The Apprentice

| 17 Feb 2015 | 02:04

    THE APPRENTICE

    Airing Thursday at 9 p.m. on NBC

    I last saw Donald Trump in the pinkish flesh about five years ago at the opening of a photography show. Celebrity portraits filled a Soho gallery, and the canapés were just fine. Flanked by slabs of bodyguard, accessorized, perhaps, with the pretty woman to whom he has since sworn his immortal love, Trump made for the far wall to gaze at a photo of Donald Trump. He appraised it at length and approvingly.

    Now, my editor believes that we have all heard quite enough about Mr. Trump, and of course he is correct. The current iteration, The Apprentice, his reality show, is garnering its lowest ratings yet, and any pundit or tube addict will tell you that the contest-which mingles retro greed-is-goodness with a post dot-com boom air of entrepreneurial hustle-has long since jumped the shark. To which I say, yes, of course, and confess that I cannot avert my tired eyes. The show is neither so-bad-it's-good, which would require a deranged grandiosity, nor a guilty pleasure, which implies robust qualities of cheese and froth. No, The Apprentice harbors only ambitions of regular immodesty and brandishes a merely quotidian trashiness.

    Perhaps you know the drill: The show gathers earnest young sharpies into a Trump apartment in Manhattan to compete for a Trump job by executing "business projects" that double as TiVo-proof product placements, shilling sandwiches for Burger King, say, or widgets for Whatever Interntional. This season, the two teams elected to call themselves Excel Corporation and Capital Edge, and the plodding Dale Carnegie quality of the names precisely reflects the sensibilities of the assembled. The weekly climax is an unfailingly obnoxious boardroom scene in which members of the losing team plead and politic in hopes of avoiding abrupt dismissal. The loser then wheels a suitcase to the elevator and descends, cast out of Eden. The rolling luggage is central to my perverse addiction to the program and perhaps to its steadily dwindling popularity, too. It is a synechdoche for all the small sadnesses of business as usual. In the right light, The Apprentice looks like an unwitting pomo update of Death of a Salesman.
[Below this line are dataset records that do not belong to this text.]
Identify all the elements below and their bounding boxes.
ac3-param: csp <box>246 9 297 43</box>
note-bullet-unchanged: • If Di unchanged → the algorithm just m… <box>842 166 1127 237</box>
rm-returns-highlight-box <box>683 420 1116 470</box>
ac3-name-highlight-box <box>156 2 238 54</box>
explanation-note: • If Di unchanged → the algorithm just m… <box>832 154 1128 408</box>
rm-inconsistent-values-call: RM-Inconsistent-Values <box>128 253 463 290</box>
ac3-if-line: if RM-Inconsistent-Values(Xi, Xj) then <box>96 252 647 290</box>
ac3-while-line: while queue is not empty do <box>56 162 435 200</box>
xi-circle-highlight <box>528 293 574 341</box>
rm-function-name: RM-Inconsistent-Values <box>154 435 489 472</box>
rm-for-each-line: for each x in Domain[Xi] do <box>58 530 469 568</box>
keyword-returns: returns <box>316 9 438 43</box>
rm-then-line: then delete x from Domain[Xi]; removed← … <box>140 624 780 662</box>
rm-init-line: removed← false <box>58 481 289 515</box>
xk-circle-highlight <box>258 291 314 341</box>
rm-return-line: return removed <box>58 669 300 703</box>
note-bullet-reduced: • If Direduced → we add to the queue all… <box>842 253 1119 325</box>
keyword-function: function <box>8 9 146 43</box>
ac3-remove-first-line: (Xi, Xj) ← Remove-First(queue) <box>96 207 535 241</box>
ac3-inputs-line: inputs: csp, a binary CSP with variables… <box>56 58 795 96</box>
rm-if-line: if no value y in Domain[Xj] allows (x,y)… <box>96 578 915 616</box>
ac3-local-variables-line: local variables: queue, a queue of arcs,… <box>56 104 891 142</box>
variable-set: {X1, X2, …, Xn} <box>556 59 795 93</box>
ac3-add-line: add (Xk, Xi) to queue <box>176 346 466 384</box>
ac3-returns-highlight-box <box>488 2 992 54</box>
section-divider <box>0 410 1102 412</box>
    Meanwhile, Trump-however overexposed he becomes, no matter how one-dimensional he remains-endures as a weird study in pop iconography, the zillionaire as folk hero. Who else combines such theatrical pomposity with the total absence of self-knowledge? What goes on under that gleaming copper comb-over? Does he know how precisely he sounds, when saying, "hello," like Dr. Evil?